Catherine Jagoe, in her closely argued study, has convincingly questioned this facile assumption. In rebuttal, she states, “In many Galdós novels we find an oscillation between the idealizing, utopic vision of bourgeois patriarchy which posits women as domestic angel, and a feminist vision of women as caged bird” (p. 11). Galdós, in his self-chosen role of equivocal narrator and observer, is often difficult to pin down with any certainty, a literary Artful Dodger who seeks the best of both characterizations. With singular determination, Jagoe sets about tracking down the contradictions and paradoxes embedded in the texts and seeks to reveal the latent biases.

By 1870, the date of Galdós’ first novels, Spanish women, partly in reaction to the notorious peccadilloes of Queens María Luisa and Isabel II, as well as those of majas with their cortejos (common women with their lovers), were collectively cast in the role of ángel del hogar (angel of the home). They were supposed to be submissive to men and to incorporate the ideal of madre, esposa, e hija. Women were now viewed as radically different from men: emotional, fragile, devout, and nonintellectual. They were assigned the role of guardian angels of bourgeois domestic havens to which their erring husbands could return with full confidence.

This reassuring ideal was increasingly threatened by the rise of a “new woman” who, in her hunger for lujo—excess in both the material and the physical realm— threatened to breach feminine decorum and lead the nation toward moral decadence. A growing misogynist tone is discernible among writers at the end of the century, and Galdós was not immune. A café habitué, the novelist inhabited an allmale world, and his personal library contained many antifeminist books. His later novels in particular depict “flawed angels,” including cases of consumption, cancer, hysteria, and passionate extremes resulting in madness.

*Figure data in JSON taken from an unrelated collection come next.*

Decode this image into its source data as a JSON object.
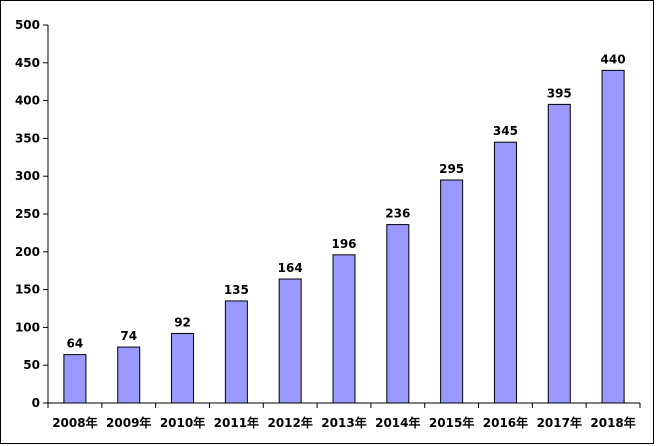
{
  "chart_data": {
    "type": "bar",
    "categories": [
      "2008年",
      "2009年",
      "2010年",
      "2011年",
      "2012年",
      "2013年",
      "2014年",
      "2015年",
      "2016年",
      "2017年",
      "2018年"
    ],
    "values": [
      64,
      74,
      92,
      135,
      164,
      196,
      236,
      295,
      345,
      395,
      440
    ],
    "data_labels": [
      "64",
      "74",
      "92",
      "135",
      "164",
      "196",
      "236",
      "295",
      "345",
      "395",
      "440"
    ],
    "yticks": [
      "0",
      "50",
      "100",
      "150",
      "200",
      "250",
      "300",
      "350",
      "400",
      "450",
      "500"
    ],
    "ylim": [
      0,
      500
    ],
    "grid": false,
    "legend": "none",
    "title": "",
    "xlabel": "",
    "ylabel": "",
    "colors": {
      "bar_fill": "#9999FF",
      "bar_stroke": "#000000",
      "axis": "#000000",
      "text": "#000000"
    }
  }
}
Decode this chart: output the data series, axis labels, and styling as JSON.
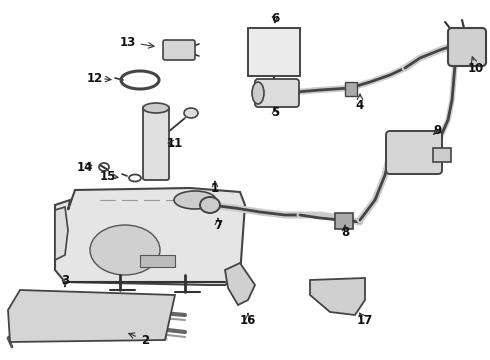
{
  "bg_color": "#ffffff",
  "fig_width": 4.9,
  "fig_height": 3.6,
  "dpi": 100,
  "line_color": "#333333",
  "label_color": "#111111",
  "label_fontsize": 8.5,
  "label_fontweight": "bold",
  "part_fill": "#e8e8e8",
  "part_edge": "#444444"
}
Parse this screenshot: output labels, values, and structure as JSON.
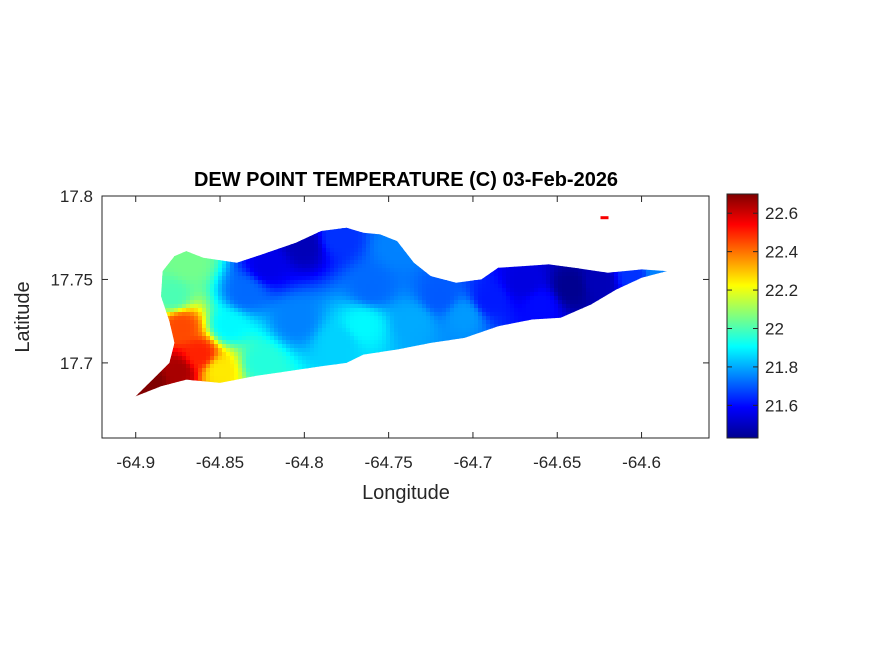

Yet in many of his greatest novels — Gloria and Fortunata y Jacinta come immediately to mind—disobedience involving gross breaches of feminine decorum leads to a new definition of the angel role by strong-minded women, veritable “devils in skirts” who are prepared to strike out on their own, at times with their creator’s vacillating approval. Often the dilemma is unsatisfactorily resolved only through the protagonist’s death, or through the stark choice between a loveless marriage or the convent—hardly true emancipation.

As Jagoe shows, the result is far from a strong statement of feminist support on Galdós’ part but rather a series of unresolved contradictions. In her penetrating study, Jagoe makes a convincing reassessment of the novelist’s attitudes toward Spanish women, showing Galdós in a human—all too human—light as a man of his times and prejudices.